In the training portion of the blog I keep referring to the paint can apparatus and I thought I’d do a quick write up so people following would know what I’m talking about. The term “paint can” comes from when I used to own the climbing gym. I had built a training room downstairs with a bunch of different pieces of equipment. Rob Pizem was running a regular training program down there and he was always looking for different things to incorporate into his program. I was always trying to keep up with him and buy or build the equipment he needed. One day I walked down and he had the group using two, one-gallon paint cans to do an exercise where you start in plank position with your hands on the cans. You then swing your feet through between the cans into the pike position and back. I have no idea what the maneuver is really called but I’m pretty sure it’s an adaptation of a gymnastics routine on the parallel bars. Since then we’ve always called the workout “paint cans”.
Originally, I built three setts of these at different heights. The shortest was the same height as the paint cans they started with, I want to say 8” tall. I also built them at 12” and 16”. The two taller sets broke over time because of leverage. I still had the short ones but I was too tall to use them for paint cans and they were way too short for other workouts, like dips. So, I cut them apart and made them taller.

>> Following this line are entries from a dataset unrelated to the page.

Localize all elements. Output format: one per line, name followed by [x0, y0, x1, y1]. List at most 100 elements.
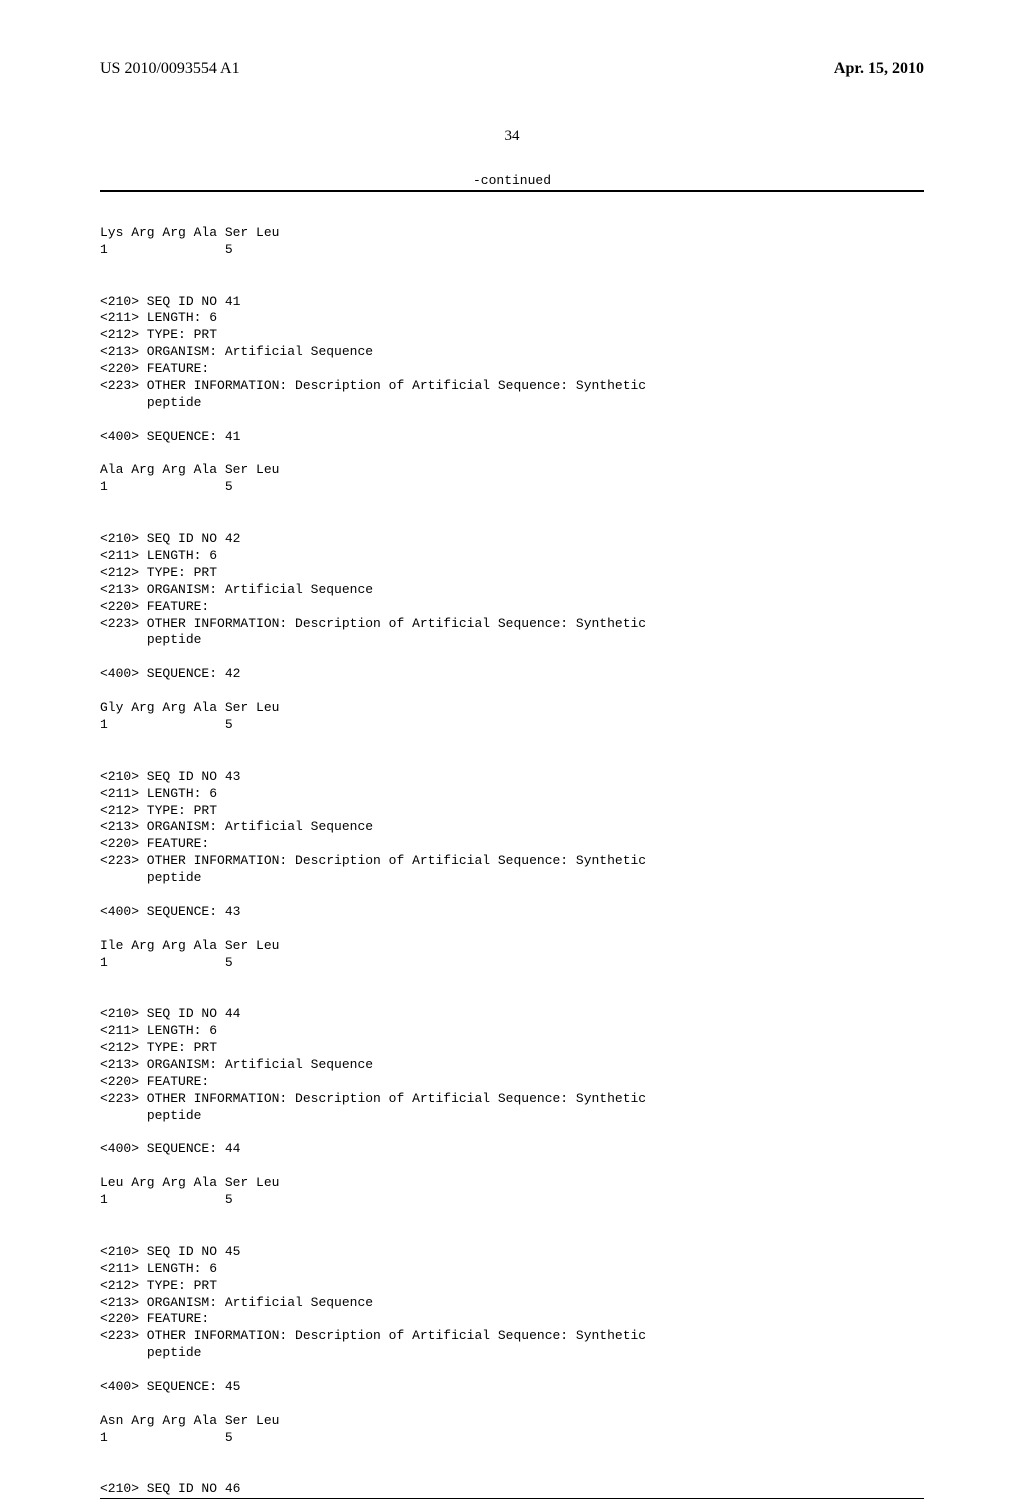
value: Artificial Sequence — [225, 1295, 373, 1310]
label: <400> SEQUENCE: — [100, 429, 225, 444]
publication-date: Apr. 15, 2010 — [834, 60, 924, 78]
label: <213> ORGANISM: — [100, 582, 225, 597]
positions: 1 5 — [100, 479, 233, 494]
indent — [100, 1108, 147, 1123]
other-info-line2: peptide — [100, 1345, 201, 1360]
label: <213> ORGANISM: — [100, 344, 225, 359]
label: <213> ORGANISM: — [100, 1057, 225, 1072]
page-number: 34 — [100, 128, 924, 145]
other-info-line: <223> OTHER INFORMATION: Description of … — [100, 1328, 646, 1343]
label: <211> LENGTH: — [100, 786, 209, 801]
indent — [100, 1345, 147, 1360]
sequence-block: <210> SEQ ID NO 42 <211> LENGTH: 6 <212>… — [100, 531, 924, 734]
label: <223> OTHER INFORMATION: — [100, 1091, 295, 1106]
label: <212> TYPE: — [100, 1040, 194, 1055]
sequence-block: <210> SEQ ID NO 44 <211> LENGTH: 6 <212>… — [100, 1006, 924, 1209]
label: <400> SEQUENCE: — [100, 666, 225, 681]
value: 42 — [225, 666, 241, 681]
positions: 1 5 — [100, 1192, 233, 1207]
seq-id-line: <210> SEQ ID NO 43 — [100, 769, 240, 784]
residues: Gly Arg Arg Ala Ser Leu — [100, 700, 279, 715]
type-line: <212> TYPE: PRT — [100, 327, 217, 342]
sequence-line: <400> SEQUENCE: 41 — [100, 429, 240, 444]
organism-line: <213> ORGANISM: Artificial Sequence — [100, 819, 373, 834]
page-header: US 2010/0093554 A1 Apr. 15, 2010 — [100, 60, 924, 78]
feature-line: <220> FEATURE: — [100, 1311, 209, 1326]
length-line: <211> LENGTH: 6 — [100, 1023, 217, 1038]
type-line: <212> TYPE: PRT — [100, 565, 217, 580]
value: 44 — [225, 1006, 241, 1021]
other-info-line: <223> OTHER INFORMATION: Description of … — [100, 378, 646, 393]
label: <212> TYPE: — [100, 1278, 194, 1293]
label: <213> ORGANISM: — [100, 819, 225, 834]
value: 6 — [209, 1023, 217, 1038]
value: Description of Artificial Sequence: Synt… — [295, 853, 646, 868]
label: <210> SEQ ID NO — [100, 531, 225, 546]
residues: Asn Arg Arg Ala Ser Leu — [100, 1413, 279, 1428]
label: <223> OTHER INFORMATION: — [100, 1328, 295, 1343]
organism-line: <213> ORGANISM: Artificial Sequence — [100, 582, 373, 597]
other-info-line: <223> OTHER INFORMATION: Description of … — [100, 616, 646, 631]
label: <223> OTHER INFORMATION: — [100, 378, 295, 393]
other-info-line: <223> OTHER INFORMATION: Description of … — [100, 853, 646, 868]
value: Description of Artificial Sequence: Synt… — [295, 378, 646, 393]
label: <400> SEQUENCE: — [100, 1141, 225, 1156]
residues: Lys Arg Arg Ala Ser Leu — [100, 225, 279, 240]
value: 6 — [209, 786, 217, 801]
positions: 1 5 — [100, 955, 233, 970]
value: peptide — [147, 632, 202, 647]
sequence-line: <400> SEQUENCE: 43 — [100, 904, 240, 919]
label: <210> SEQ ID NO — [100, 1006, 225, 1021]
value: peptide — [147, 870, 202, 885]
sequence-block: <210> SEQ ID NO 41 <211> LENGTH: 6 <212>… — [100, 294, 924, 497]
indent — [100, 632, 147, 647]
sequence-line: <400> SEQUENCE: 44 — [100, 1141, 240, 1156]
sequence-block: <210> SEQ ID NO 43 <211> LENGTH: 6 <212>… — [100, 769, 924, 972]
rule-top — [100, 190, 924, 192]
sequence-block: <210> SEQ ID NO 45 <211> LENGTH: 6 <212>… — [100, 1244, 924, 1447]
value: Description of Artificial Sequence: Synt… — [295, 1091, 646, 1106]
value: 45 — [225, 1244, 241, 1259]
value: 41 — [225, 429, 241, 444]
label: <212> TYPE: — [100, 327, 194, 342]
residues: Ala Arg Arg Ala Ser Leu — [100, 462, 279, 477]
value: 42 — [225, 531, 241, 546]
feature-line: <220> FEATURE: — [100, 1074, 209, 1089]
indent — [100, 870, 147, 885]
other-info-line2: peptide — [100, 1108, 201, 1123]
other-info-line2: peptide — [100, 870, 201, 885]
value: PRT — [194, 1040, 217, 1055]
value: Description of Artificial Sequence: Synt… — [295, 616, 646, 631]
feature-line: <220> FEATURE: — [100, 599, 209, 614]
seq-id-line: <210> SEQ ID NO 42 — [100, 531, 240, 546]
value: 6 — [209, 310, 217, 325]
other-info-line2: peptide — [100, 632, 201, 647]
value: peptide — [147, 395, 202, 410]
value: PRT — [194, 565, 217, 580]
type-line: <212> TYPE: PRT — [100, 1040, 217, 1055]
type-line: <212> TYPE: PRT — [100, 1278, 217, 1293]
label: <213> ORGANISM: — [100, 1295, 225, 1310]
label: <210> SEQ ID NO — [100, 1244, 225, 1259]
label: <400> SEQUENCE: — [100, 904, 225, 919]
seq-id-line: <210> SEQ ID NO 44 — [100, 1006, 240, 1021]
label: <210> SEQ ID NO — [100, 769, 225, 784]
value: 45 — [225, 1379, 241, 1394]
value: 43 — [225, 904, 241, 919]
label: <223> OTHER INFORMATION: — [100, 616, 295, 631]
label: <211> LENGTH: — [100, 310, 209, 325]
sequence-listing: Lys Arg Arg Ala Ser Leu 1 5 <210> SEQ ID… — [100, 208, 924, 1498]
label: <211> LENGTH: — [100, 1261, 209, 1276]
value: Artificial Sequence — [225, 344, 373, 359]
label: <212> TYPE: — [100, 565, 194, 580]
organism-line: <213> ORGANISM: Artificial Sequence — [100, 1295, 373, 1310]
seq-id-line: <210> SEQ ID NO 45 — [100, 1244, 240, 1259]
value: PRT — [194, 803, 217, 818]
residues: Leu Arg Arg Ala Ser Leu — [100, 1175, 279, 1190]
type-line: <212> TYPE: PRT — [100, 803, 217, 818]
feature-line: <220> FEATURE: — [100, 361, 209, 376]
feature-line: <220> FEATURE: — [100, 836, 209, 851]
organism-line: <213> ORGANISM: Artificial Sequence — [100, 1057, 373, 1072]
other-info-line: <223> OTHER INFORMATION: Description of … — [100, 1091, 646, 1106]
value: 6 — [209, 548, 217, 563]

To build them originally, I used 1-1/4” sch 40 pvc pipe and a bunch of fittings I bought from Lowes Depot. Each one required two T’s, two elbows, 4 couplers and a couple of feet of pipe. With the modification I decided to put another cross bar to eliminate the leverage that broke the other units and I would recommend doing the same if you build these. These ended up 14” tall which I think is the perfect height for me to use for other things as well as the paint can work out.